A handwritten letter on Red Star Line stationery penned by Albert Einstein, tendering his resignation from the Prussian Academy of Sciences, rests in a case. Irving Berlin’s piano sits nearby.
These are among the new Red Star Line Museum’s exhibits related to passengers who left the port of Antwerp, Belgium, between 1873 and 1934. The museum, which started in 1992 as a petition for a plaque to commemorate the shipping line, opened in Antwerp on Sept. 28. Its collection fascinates those whose ancestors immigrated through Antwerp on Red Star Line ships, and others just curious about what their immigrant ancestors endured.
For genealogists, the museum can shed light on their families’ hopes and ordeals. “This is a museum of hope,” says Phillip Heylen, Antwerp’s Vice Mayor for Culture. About 2.6 million passengers sailed on Red Star ships, mostly in third class. Why was Antwerp such a popular port? It had good railroad connections, Heylen says, and the people were known to be friendly to outsiders. Ships sailed first to Philadelphia, then also to New York and Boston. “The United States would have looked a lot different if it hadn’t been for the Red Star Line,” Heylen says.
Museum visitors enter an original 1893 brick building—De Loods or the Shed—where passengers’ luggage was stored. The exhibit begins by explaining how mass violence escalates in many cultures, often starting with bullying. An enlarged photo shows immigrants, many fleeing persecution and poverty, purchasing tickets at a Warsaw travel agency. Other photos illustrate the journey by train to the 1905 Antwerpen-Centraal railway station.
About a quarter of passengers departing from Antwerp for the United States and Canada were Jews fleeing pogroms in Russia, Romania and the Austrian-Hungarian Empire. Later, they escaped the Nazi regime. Other refugees from Belgium, Germany and Poland also sought better lives in the Americas.
Before boarding their ships, third-class passengers were separated by sex (children were sorted with the women) and undressed. They, their clothing and their luggage were disinfected. Medical inspections followed; a film demonstrates the eye examinations for conditions such as trachoma. Between two and four percent of passengers were rejected here. Any immigrants who didn’t pass inspections at arrival ports in America would be returned to their departure ports at the shipping line’s expense. Heylen tells of the Moël family, whose youngest member, 9-year-old Ita, was returned to Antwerp in 1922 because of trachoma. When she tried again to immigrate a year later, she once more was deported. Finally, however, in 1927, she rejoined her family in America. The museum located a surviving son, who recounted in a video the painful decision to send Ita alone back across the ocean.

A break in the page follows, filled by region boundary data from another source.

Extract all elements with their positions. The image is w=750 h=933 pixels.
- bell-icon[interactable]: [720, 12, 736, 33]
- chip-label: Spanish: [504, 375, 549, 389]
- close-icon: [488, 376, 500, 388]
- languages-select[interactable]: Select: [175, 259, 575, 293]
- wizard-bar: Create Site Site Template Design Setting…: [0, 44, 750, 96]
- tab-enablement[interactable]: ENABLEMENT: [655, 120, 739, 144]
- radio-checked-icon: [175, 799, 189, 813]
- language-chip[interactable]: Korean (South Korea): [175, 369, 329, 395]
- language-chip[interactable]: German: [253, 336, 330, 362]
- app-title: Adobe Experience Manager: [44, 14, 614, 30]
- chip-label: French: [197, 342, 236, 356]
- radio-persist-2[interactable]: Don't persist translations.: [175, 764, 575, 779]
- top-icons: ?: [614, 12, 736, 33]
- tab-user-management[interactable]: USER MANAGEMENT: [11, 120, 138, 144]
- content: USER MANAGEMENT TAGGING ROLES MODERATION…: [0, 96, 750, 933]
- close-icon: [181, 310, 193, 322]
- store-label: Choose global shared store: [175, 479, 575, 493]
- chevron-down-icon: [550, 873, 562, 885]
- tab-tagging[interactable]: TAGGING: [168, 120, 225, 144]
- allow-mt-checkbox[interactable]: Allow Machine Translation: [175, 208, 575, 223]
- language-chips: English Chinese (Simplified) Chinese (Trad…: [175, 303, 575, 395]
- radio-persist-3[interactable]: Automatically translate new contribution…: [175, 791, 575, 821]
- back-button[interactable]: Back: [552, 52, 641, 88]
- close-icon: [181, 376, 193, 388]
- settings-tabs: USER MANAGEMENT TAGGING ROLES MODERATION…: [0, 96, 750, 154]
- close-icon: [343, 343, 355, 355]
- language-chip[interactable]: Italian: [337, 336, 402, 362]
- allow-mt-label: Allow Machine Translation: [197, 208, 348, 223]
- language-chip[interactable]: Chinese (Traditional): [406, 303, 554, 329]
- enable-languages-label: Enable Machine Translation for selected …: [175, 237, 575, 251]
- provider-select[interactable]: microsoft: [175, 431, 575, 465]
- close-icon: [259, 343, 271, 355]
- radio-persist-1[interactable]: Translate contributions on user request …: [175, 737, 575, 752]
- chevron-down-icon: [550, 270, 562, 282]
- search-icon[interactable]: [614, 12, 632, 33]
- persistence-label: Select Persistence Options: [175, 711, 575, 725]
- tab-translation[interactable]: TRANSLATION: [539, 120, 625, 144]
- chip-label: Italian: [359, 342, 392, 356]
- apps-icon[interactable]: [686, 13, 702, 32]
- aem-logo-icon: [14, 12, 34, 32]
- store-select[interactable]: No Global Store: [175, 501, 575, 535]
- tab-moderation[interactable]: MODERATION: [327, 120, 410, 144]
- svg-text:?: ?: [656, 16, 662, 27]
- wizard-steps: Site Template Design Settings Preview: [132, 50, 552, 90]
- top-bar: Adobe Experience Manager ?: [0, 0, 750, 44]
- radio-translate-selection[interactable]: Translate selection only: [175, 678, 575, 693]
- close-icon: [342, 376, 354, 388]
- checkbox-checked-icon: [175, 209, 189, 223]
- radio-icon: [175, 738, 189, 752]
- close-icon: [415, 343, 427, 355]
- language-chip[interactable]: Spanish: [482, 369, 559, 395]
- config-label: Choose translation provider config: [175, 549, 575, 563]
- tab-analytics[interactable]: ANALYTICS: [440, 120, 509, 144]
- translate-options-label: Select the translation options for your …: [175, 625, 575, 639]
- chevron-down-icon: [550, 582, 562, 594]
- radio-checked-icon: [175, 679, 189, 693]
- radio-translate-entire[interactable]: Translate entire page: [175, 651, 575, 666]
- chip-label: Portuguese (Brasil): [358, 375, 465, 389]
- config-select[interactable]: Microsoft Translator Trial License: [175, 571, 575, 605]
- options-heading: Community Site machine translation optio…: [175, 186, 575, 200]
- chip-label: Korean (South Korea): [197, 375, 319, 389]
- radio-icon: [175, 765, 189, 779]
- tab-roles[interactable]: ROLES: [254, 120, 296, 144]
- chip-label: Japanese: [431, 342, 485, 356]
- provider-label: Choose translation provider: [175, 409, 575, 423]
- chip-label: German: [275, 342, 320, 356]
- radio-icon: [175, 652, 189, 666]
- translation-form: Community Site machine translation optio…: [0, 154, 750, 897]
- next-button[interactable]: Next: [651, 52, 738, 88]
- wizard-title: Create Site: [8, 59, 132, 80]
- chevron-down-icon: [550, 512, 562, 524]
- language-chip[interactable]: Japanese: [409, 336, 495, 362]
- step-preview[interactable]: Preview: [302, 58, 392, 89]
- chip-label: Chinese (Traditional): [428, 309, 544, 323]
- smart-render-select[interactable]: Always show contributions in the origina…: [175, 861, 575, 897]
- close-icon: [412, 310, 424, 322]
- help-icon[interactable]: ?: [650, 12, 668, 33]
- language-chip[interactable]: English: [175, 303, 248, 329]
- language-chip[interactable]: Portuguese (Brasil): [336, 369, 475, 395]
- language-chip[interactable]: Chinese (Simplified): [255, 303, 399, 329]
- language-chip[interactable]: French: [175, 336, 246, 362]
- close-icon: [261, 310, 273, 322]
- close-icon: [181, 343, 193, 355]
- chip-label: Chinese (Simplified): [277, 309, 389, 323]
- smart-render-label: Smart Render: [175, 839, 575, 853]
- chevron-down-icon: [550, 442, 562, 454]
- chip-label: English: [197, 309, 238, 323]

Visitors can follow along with emigrants’ journeys through passenger lists, portraits, photos of steerage and first-class dining rooms, and artifacts such as dishes and menus. A model of the ship she traveled on moved Sonia Pressman Fuentes to tears. Now a women’s rights advocate in Sarasota, Fla., she was 6 years old when her family left Antwerp in 1934 to escape deportation by Nazis. “My family’s voyage saved our lives,” Fuentes says.
Exhibits focus on the stories of six passengers both ordinary and famous, including Einstein. He’d traveled on the Red Star Line to lecture in America and wrote his resignation in 1933 on the return trip to Europe, after learning Nazis had raided his home in Berlin. After a stay in Belgium, Einstein and his wife moved to the United States for good that year.
A young Irving Berlin left Belarus with his family after a pogrom in 1893, traveling on the Red Star Line to New York City. After an impoverished childhood, he went on to write 1,500 songs—including “God Bless America.”